Frappes de drones sur les raffineries du Tatarstan
Les unbemannten Flugobjekte ont atteint des installations cruciales au sein de la zone industrielle de Nijnekamsk, située à plus de 1 200 kilomètres de la frontière ukrainienne, selon les informations publiées par la presse. Des témoins oculaires ont rapporté avoir entendu des drones survoler la ville, suivis d’une série d’explosions à proximité du complexe industriel, où les systèmes de défense antiaérienne russes sont entrés en action.
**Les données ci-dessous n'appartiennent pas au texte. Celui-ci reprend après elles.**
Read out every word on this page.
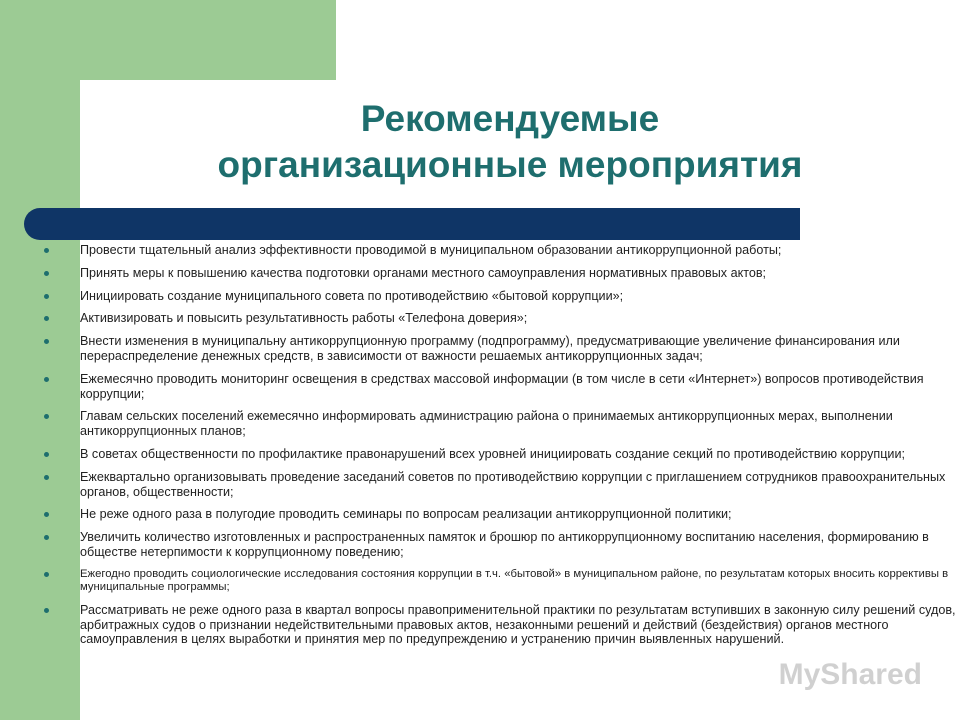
Рекомендуемые
организационные мероприятия
Провести тщательный анализ эффективности проводимой в муниципальном образовании антикоррупционной работы;
Принять меры к повышению качества подготовки органами местного самоуправления нормативных правовых актов;
Инициировать создание муниципального совета по противодействию «бытовой коррупции»;
Активизировать и повысить результативность работы «Телефона доверия»;
Внести изменения в муниципальну антикоррупционную программу (подпрограмму), предусматривающие увеличение финансирования или перераспределение денежных средств, в зависимости от важности решаемых антикоррупционных задач;
Ежемесячно проводить мониторинг освещения в средствах массовой информации (в том числе в сети «Интернет») вопросов противодействия коррупции;
Главам сельских поселений ежемесячно информировать администрацию района о принимаемых антикоррупционных мерах, выполнении антикоррупционных планов;
В советах общественности по профилактике правонарушений всех уровней инициировать создание секций по противодействию коррупции;
Ежеквартально организовывать проведение заседаний советов по противодействию коррупции с приглашением сотрудников правоохранительных органов, общественности;
Не реже одного раза в полугодие проводить семинары по вопросам реализации антикоррупционной политики;
Увеличить количество изготовленных и распространенных памяток и брошюр по антикоррупционному воспитанию населения, формированию в обществе нетерпимости к коррупционному поведению;
Ежегодно проводить социологические исследования состояния коррупции в т.ч. «бытовой» в муниципальном районе, по результатам которых вносить коррективы в муниципальные программы;
Рассматривать не реже одного раза в квартал вопросы правоприменительной практики по результатам вступивших в законную силу решений судов, арбитражных судов о признании недействительными правовых актов, незаконными решений и действий (бездействия) органов местного самоуправления в целях выработки и принятия мер по предупреждению и устранению причин выявленных нарушений.
MyShared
L’attaque a touché directement le complexe de raffinage et de pétrochimie Taneco. Avec une capacité de transformation supérieure à 16 millions de tonnes de brut par an, cette infrastructure figure parmi les cinq plus importantes raffineries du pays et produit du gazole, du carburant pour avions de chasse ainsi que de l’essence. Le site voisin TAIF-NK, capable de traiter plus de sept millions de tonnes de pétrole et de condensats de gaz, a également subi des impacts, tout comme l’entreprise pétrochimique Nijnekamskneftekhim, qui détient un monopole dans la production de caoutchoucs synthétiques et de matières plastiques.
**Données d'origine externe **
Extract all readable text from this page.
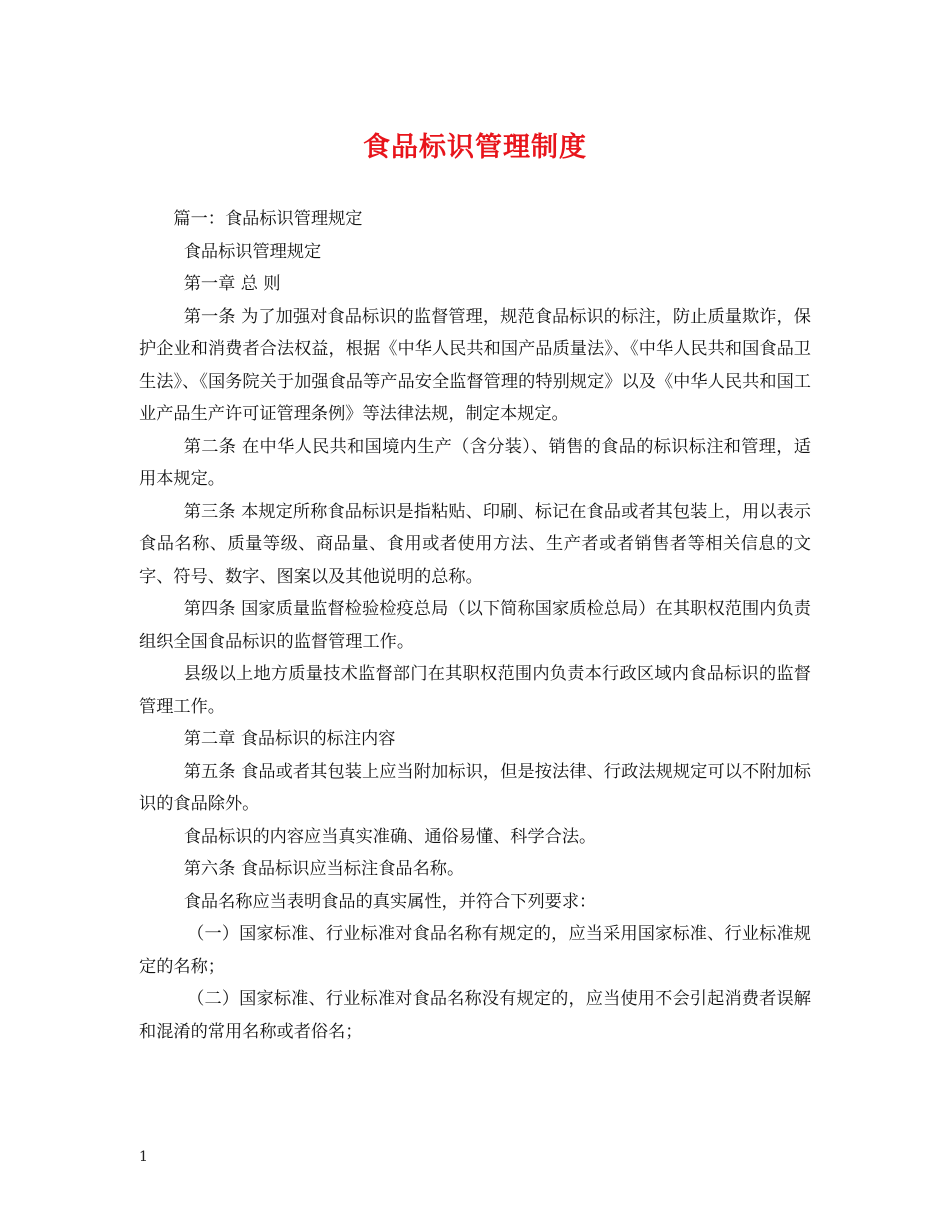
食品标识管理制度

篇一：食品标识管理规定

食品标识管理规定

第一章 总 则

第一条 为了加强对食品标识的监督管理，规范食品标识的标注，防止质量欺诈，保护企业和消费者合法权益，根据《中华人民共和国产品质量法》、《中华人民共和国食品卫生法》、《国务院关于加强食品等产品安全监督管理的特别规定》以及《中华人民共和国工业产品生产许可证管理条例》等法律法规，制定本规定。

第二条 在中华人民共和国境内生产（含分装）、销售的食品的标识标注和管理，适用本规定。

第三条 本规定所称食品标识是指粘贴、印刷、标记在食品或者其包装上，用以表示食品名称、质量等级、商品量、食用或者使用方法、生产者或者销售者等相关信息的文字、符号、数字、图案以及其他说明的总称。

第四条 国家质量监督检验检疫总局（以下简称国家质检总局）在其职权范围内负责组织全国食品标识的监督管理工作。

县级以上地方质量技术监督部门在其职权范围内负责本行政区域内食品标识的监督管理工作。

第二章 食品标识的标注内容

第五条 食品或者其包装上应当附加标识，但是按法律、行政法规规定可以不附加标识的食品除外。

食品标识的内容应当真实准确、通俗易懂、科学合法。

第六条 食品标识应当标注食品名称。

食品名称应当表明食品的真实属性，并符合下列要求：

（一）国家标准、行业标准对食品名称有规定的，应当采用国家标准、行业标准规定的名称；

（二）国家标准、行业标准对食品名称没有规定的，应当使用不会引起消费者误解和混淆的常用名称或者俗名；

1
Riposte massive de Moscou et bilan des pertes humaines
En réponse à ces actions de sabotage économique, les forces armées russes ont déclenché un bombardement nocturne d’une rare intensité. Les autorités ukrainiennes ont dénombré un total de 453 projectiles aériens de divers types lancés contre leur territoire, incluant des engins de type Shahed, Gerbera, des modèles de leurres Parodiya et des drones armés de roquettes S8000-Banderol.
La défense antiaérienne locale est parvenue à intercepter ou neutraliser 409 de ces vecteurs avant le lever du jour. Les retombées de débris et les impacts directs ont toutefois provoqué des dégâts matériels significatifs dans treize localités, touchant notamment un immeuble résidentiel et un centre logistique à Odesa, ainsi que des réseaux électriques dans la région de Mykolaiv.
Pertes matérielles et humaines au front selon l’état-major
Sur les théâtres d’opérations terrestres, les pertes des forces de Moscou poursuivent leur progression linéaire.
Pour la seule journée précédente, le commandement enregistre 1 520 hommes hors de combat. Le cumul des destructions matérielles recensées par Kiev s’élève à des milliers de chars d’assaut, véhicules blindés de combat, systèmes d’artillerie, lance-roquettes multiples et véhicules aériens non habités.
Impasses diplomatiques autour des propositions de pourparlers
Malgré la lourdeur de ces bilans et la pression exercée sur l’appareil productif, le Kremlin maintient sa ligne politique. Le ministre russe des Affaires étrangères, Sergueï Lavrov, a signifié que toute ouverture de pourparlers de paix ne serait pas accompagnée d’un cessez-le-feu sur le terrain.
Les efforts diplomatiques se heurtent par ailleurs à des désaccords irréconciliables sur la tenue d’éventuels sommets. Alors que le président Volodymyr Zelensky s’était déclaré disposé à se rendre au sommet du G20 à Miami pour y rencontrer Vladimir Putin, le porte-parole du Kremlin, Dmitri Peskow, a qualifié ce déplacement d’inacceptable, réitérant que toute rencontre au sommet ne pourrait se tenir qu’à Moscou, une offre qualifiée par la diplomatie russe de geste de bonne volonté.